Über die Entwicklungen bei Lieferando, dem Marktführer der Lieferdienste in Deutschland, wurde in dem Beitrag Aus den Untiefen der Lieferbotengesellschaft: Lieferando lässt liefern und entlässt 2.000 eigene Fahrer. Das wird erst der Anfang sein und die „Schattenflotte“ wird weiter wachsen vom 20. Juli 2025 ausführlich berichtet. Wir werden hier konfrontiert mit einer Gleichzeitigkeit von Monopolisierung (des Marktes) und einer Zersplitterung der bislang noch halbwegs kollektiv strukturierten Belegschaft in Form ihrer Verlagerung in eine fragmentierte Welt der Subunternehmen.
Man entsorgt in einem ersten Schritt 2.000 Fahrer, die bislang bei Lieferando fest angestellt waren, in die Welt der Subunternehmen, von denen man sich dann deren Arbeitsleistung „zurückkauft“ (oder die anderer, die von den Subunternehmen rekrutiert werden können). Die Vorteile für das Unternehmen liegen auf der Hand: Zum einen kann man durch die Auslagerung der zwangsläufig kostenintensiven „letzten Meile“, also dem Transport zum Kunden, auf „Logistikpartner“ Geld sparen, denn man muss nur Transportleistungen buchen (deren Preis man dann bei den zumeist kleinen Subunternehmen gut drücken kann) und man kann sich gleichzeitig der bislang bestehenden Arbeitgeberpflichten entledigen. Und wenn man dieses Outsourcing in die kleinteilige Welt der Subunternehmen vorantreibt, dann verhindert man auch den zunehmenden Druck, die eigenen Beschäftigten möglicherweise unter das Dach eines Tarifvertrages ziehen zu müssen, wie das die Gewerkschaft fordert. Zugleich sendet man ein Signal an die eigenen Beschäftigten, es lieber sein zu lassen mit dem Versuch, über Arbeitskampfmaßnahmen Verbesserungen der Arbeitsbedingungen herbeiführen zu wollen.
Diese Entwicklungen sind Anlass genug, einen grundsätzlichen Blick auf die seit einiger Zeit boomenden und zugleich in einem erheblichen Struktur- und Formenwandel befindlichen Lieferdienste zu werfen. Diese sind Teil einer digitalen Plattformökonomie, die immer mehr Bereiche unseres Lebens beeinflusst.

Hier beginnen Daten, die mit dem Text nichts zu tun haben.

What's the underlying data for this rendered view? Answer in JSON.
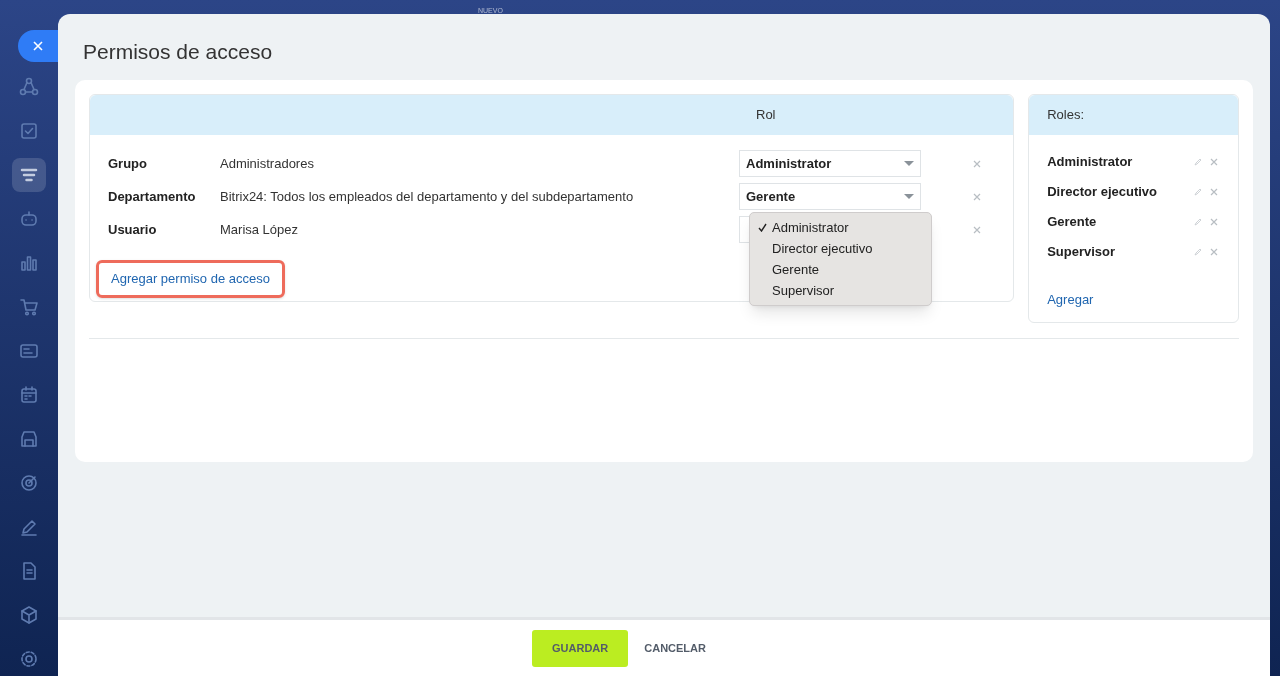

Das Institut für Arbeitsmarkt- und Berufsforschung (IAB) der Bundesagentur für Arbeit schreibt dazu: »Im Zuge der Digitalisierung wird Arbeit zunehmend über digitale Plattformen organisiert. Diese vermitteln in der Regel zeitlich begrenzte Arbeitsaufträge, auch bezeichnet als „Gigs“, an Solo-Selbstständige oder beschäftigen eigenes Personal, das diese Aufgaben übernimmt. Plattformunternehmen nutzen dabei Smartphone-Apps oder Websites, um Kundenaufträge anzunehmen, die Arbeitsabläufe zu organisieren und die Bezahlung abzuwickeln. Besonders verbreitet sind sie in Deutschland im Bereich der Essens- und Lebensmittellieferung, doch auch App-basierte Fahrdienste, Reinigungsdienste, Betreuungsdienste sowie Plattformen für Gelegenheitsjobs haben sich etabliert. Für Konsumenten bieten die Dienste von Plattformunternehmen offensichtliche Vorteile. Zugleich stehen digitale Arbeitsplattformen regelmäßig in der öffentlichen Kritik. Löhne und Arbeitsbedingungen, so die Kritik, seien oftmals schlecht und gewerkschaftliche Organisation werde in vielen Fällen behindert.«
Und die haben 2044 mit einer Serie unter der Überschrift „Beschäftigung in der Gig-Ökonomie“ begonnen. Mittlerweile liegen drei Beiträge vor.
Im April 2024 haben Martin Friedrich et al. einen Blick geworfen auf die Fahrer von App-basierten Lieferdiensten in Deutschland, konkret das Wachstum und die Struktur dieser Beschäftigungsform sowie die individuellen Merkmale der abhängig Beschäftigten bei zehn großen App-basierten Lieferdiensten in Deutschland: Gig-Work bei Lieferdiensten in Deutschland: Beschäftigung hat in den letzten Jahren stark zugenommen. Dort wurden folgende Ergebnisse präsentiert:
Gig-Work bei App-basierten Lieferdiensten ist ein vergleichsweise junges Phänomen auf dem deutschen Arbeitsmarkt. »Nachdem die Zahl der Jobs im Jahr 2012 noch verschwindend gering war, setzte im Zeitverlauf, vor allem ab 2018, ein starkes Wachstum ein. Während der Covid-19 -Pandemie erreichte die Beschäftigung mit bis zu rund 50.000 Jobs ihren vorläufigen Höhepunkt.«

Dabei muss man berücksichtigen: »Im Laufe des Jahres 2022 arbeiteten über das Jahr verteilt insgesamt rund 94.000 Personen mindestens einmal als Gig-Worker bei einem Lieferdienst. Das weist darauf hin, dass diese Beschäftigungsverhältnisse häufig von kurzer Dauer sind und bestehende Jobs immer wieder mit neuen Personen besetzt werden.«
➔ Typische Gig-Worker bei Lieferdiensten sind jung, männlich und haben eine ausländische Staatsangehörigkeit
Man hat Personenmerkmale von Gig-Workern bei Lieferdiensten mit denen von Beschäftigten in Helferberufen allgemein verglichen – denn für die Ausübung von Helferberufen sind in der Regel keine spezifischen Fachkenntnisse erforderlich und sie bieten, ähnlich wie Gig-Work, einen niedrigschwelligen Zugang zu Arbeit.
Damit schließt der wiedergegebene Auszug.